Xcel Energy’s Stable Liquidity Enables Capital Spending

Zacks

On Sep 5, we have issued an updated research report on Xcel Energy Inc. (XEL). The company’s stable financial position and systematic capital investment strategy are expected to boost the company’s forthcoming performance. In addition, payment of dividends at regular intervals is appreciable. However, stringent environment regulations, over-dependence on weather patterns and several operational risks could act as growth deterrents.

This Zacks Ranked #3 (Hold) stock’s second-quarter 2014 earnings missed the Zacks Consensus Estimate while revenues beat the mark. On a year-over-year basis, the bottom line decreased primarily due to higher expenses. However, quarterly revenues saw an uptrend on the back of increased electricity and natural gas returns.

Xcel Energy maintains a steady financial profile with total available liquidity of approximately $1.5 billion. The company’s operating cash flow in the first half of 2014 was around $1 billion. A favorable financial position will allow the company to follow its capital spending program.
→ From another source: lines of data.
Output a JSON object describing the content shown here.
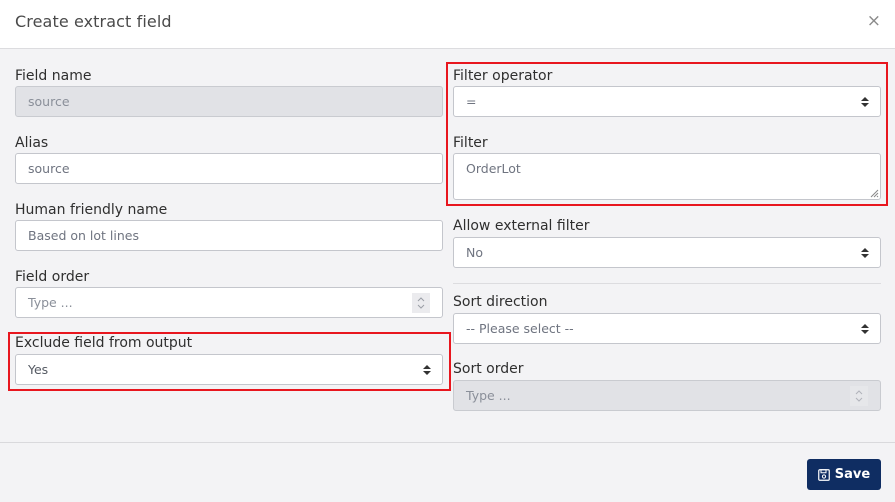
{
  "dialog": {
    "title": "Create extract field",
    "close_icon": "×"
  },
  "left": {
    "field_name": {
      "label": "Field name",
      "value": "source",
      "disabled": true
    },
    "alias": {
      "label": "Alias",
      "value": "source"
    },
    "human_name": {
      "label": "Human friendly name",
      "value": "Based on lot lines"
    },
    "field_order": {
      "label": "Field order",
      "placeholder": "Type ..."
    },
    "exclude": {
      "label": "Exclude field from output",
      "value": "Yes"
    }
  },
  "right": {
    "filter_operator": {
      "label": "Filter operator",
      "value": "="
    },
    "filter": {
      "label": "Filter",
      "value": "OrderLot"
    },
    "allow_external": {
      "label": "Allow external filter",
      "value": "No"
    },
    "sort_direction": {
      "label": "Sort direction",
      "value": "-- Please select --"
    },
    "sort_order": {
      "label": "Sort order",
      "placeholder": "Type ...",
      "disabled": true
    }
  },
  "footer": {
    "save_label": "Save",
    "save_icon": "floppy-disk-icon"
  },
  "colors": {
    "primary": "#0f2d62",
    "highlight": "#e8161e",
    "background": "#f3f3f5"
  }
}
Xcel Energy continues to invest in its several transmission, generation and distribution projects. For the next five years, the company plans to spend nearly $14.1 billion. As of Jun 30, 2014, Xcel Energy invested $0.82 billion on five transmission projects under its CapX2020 program. To focus more on transmission ventures, the company recently formed two TransCos – Xcel Energy Transmission Development Company, LLC and Xcel Energy Southwest Transmission Company, LLC.

Apart from utilizing funds for growth ventures, Xcel Energy’s strong cash generation capacity enables it to share the profit with its shareholders in terms of paying regular dividends. This initiative will help the company attract more investors to the stock.

On the downside, the U.S. administration’s stringent regulations on environmental issues are our major concern. In Jun 2014, the U.S. Environmental Protection Agency proposed the Clean Power Plan to curb carbon emissions from the power sector by 30% by 2030 from 2005 levels. Though Xcel Energy is currently following several initiatives to diversify it generation mix, coal remains its primary fuel for generating power. If the proposal is approved as it is, Xcel Energy will have to invest more to cut pollution from its power generation facilities. This will likely increase the company’s operating costs.

Key Picks from the Sector

Other better-ranked stocks in the sector include ALLETE, Inc. (ALE), CMS Energy Corporation (CMS) and Consolidated Edison, Inc. (ED), each with a Zacks Rank #2 (Buy).